What a pleasure it was for Charlotte and I to host some of the team over the past few days and then to get out on the lake with my son Jody & his tournament partner, Pat, for our own glimpse at some of their favorite hot spots from the 2 day event.  There is nothing quite like drifting about serenely when the temperatures are in the 80s and the breeze and water keep things comfortable.  The guys kept us entertained as they coaxed their fin-ny friends out of the beds and stumps and onto their hooks and into the boat.  I cannot even begin to write technically about the art and sport of bass fishing, never mind angling in general, but I have learned a lot through the years and Jody puts it all out there in writing for his blog following on Jody White Fishing.  He and Pat had a tough tournament, personally, though the team was represented really well with two Virginia Tech duos placing second and third for this particular event.

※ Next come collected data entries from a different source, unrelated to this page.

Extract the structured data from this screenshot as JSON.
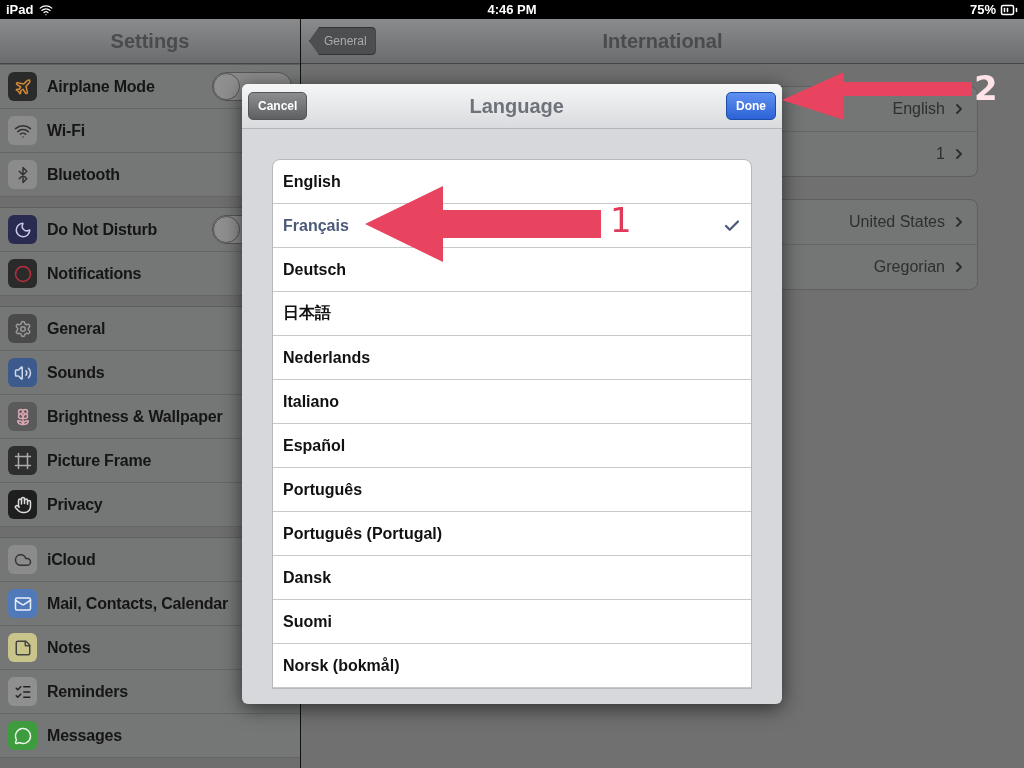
{
  "status_bar": {
    "device": "iPad",
    "time": "4:46 PM",
    "battery": "75%"
  },
  "sidebar": {
    "title": "Settings",
    "groups": [
      [
        {
          "label": "Airplane Mode",
          "toggle": {
            "on": false
          }
        },
        {
          "label": "Wi-Fi"
        },
        {
          "label": "Bluetooth"
        }
      ],
      [
        {
          "label": "Do Not Disturb",
          "toggle": {
            "on": false
          }
        },
        {
          "label": "Notifications"
        }
      ],
      [
        {
          "label": "General"
        },
        {
          "label": "Sounds"
        },
        {
          "label": "Brightness & Wallpaper"
        },
        {
          "label": "Picture Frame"
        },
        {
          "label": "Privacy"
        }
      ],
      [
        {
          "label": "iCloud"
        },
        {
          "label": "Mail, Contacts, Calendar"
        },
        {
          "label": "Notes"
        },
        {
          "label": "Reminders"
        },
        {
          "label": "Messages"
        }
      ]
    ]
  },
  "detail": {
    "back_button": "General",
    "title": "International",
    "groups": [
      [
        {
          "value": "English"
        },
        {
          "value": "1"
        }
      ],
      [
        {
          "value": "United States"
        },
        {
          "value": "Gregorian"
        }
      ]
    ]
  },
  "dialog": {
    "cancel_button": "Cancel",
    "title": "Language",
    "done_button": "Done",
    "options": [
      {
        "label": "English",
        "selected": false
      },
      {
        "label": "Français",
        "selected": true
      },
      {
        "label": "Deutsch",
        "selected": false
      },
      {
        "label": "日本語",
        "selected": false
      },
      {
        "label": "Nederlands",
        "selected": false
      },
      {
        "label": "Italiano",
        "selected": false
      },
      {
        "label": "Español",
        "selected": false
      },
      {
        "label": "Português",
        "selected": false
      },
      {
        "label": "Português (Portugal)",
        "selected": false
      },
      {
        "label": "Dansk",
        "selected": false
      },
      {
        "label": "Suomi",
        "selected": false
      },
      {
        "label": "Norsk (bokmål)",
        "selected": false
      }
    ]
  },
  "annotations": [
    {
      "label": "1"
    },
    {
      "label": "2"
    }
  ]
}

Being a fan of my kids means that I find myself in concert halls, hockey rinks and mountain lakes a mere 11-14 hours away, by car.  It means chaperoning in South Africa and Mahanoy City, Pennsylvania.  It means hours spent over the cookstove, frozen feet on winter ponds for ice-fishing birthday parties, road-trips to pick up pet hedgehogs,…I am a blessed mom and though I don’t always know the answers to parenting, I have never regretted my vocation.  Let the good times roll!

Two great fishermen, Jody White & Pat Snellings, President & V.P. of the Virginia Tech Bass Fishing Team on Smith Mountain Lake

The bass were fairly flying into the boat on the day that we went out just for the fun of it!

Pat with a good-sized largemouth on one of his first casts.

Just a few of the tools of the trade.

Osprey nests were everywhere at Smith Mountain Lake. It was so much fun to watch them fishing, too!

Jody & Pat, showing us where the lunkers were hiding.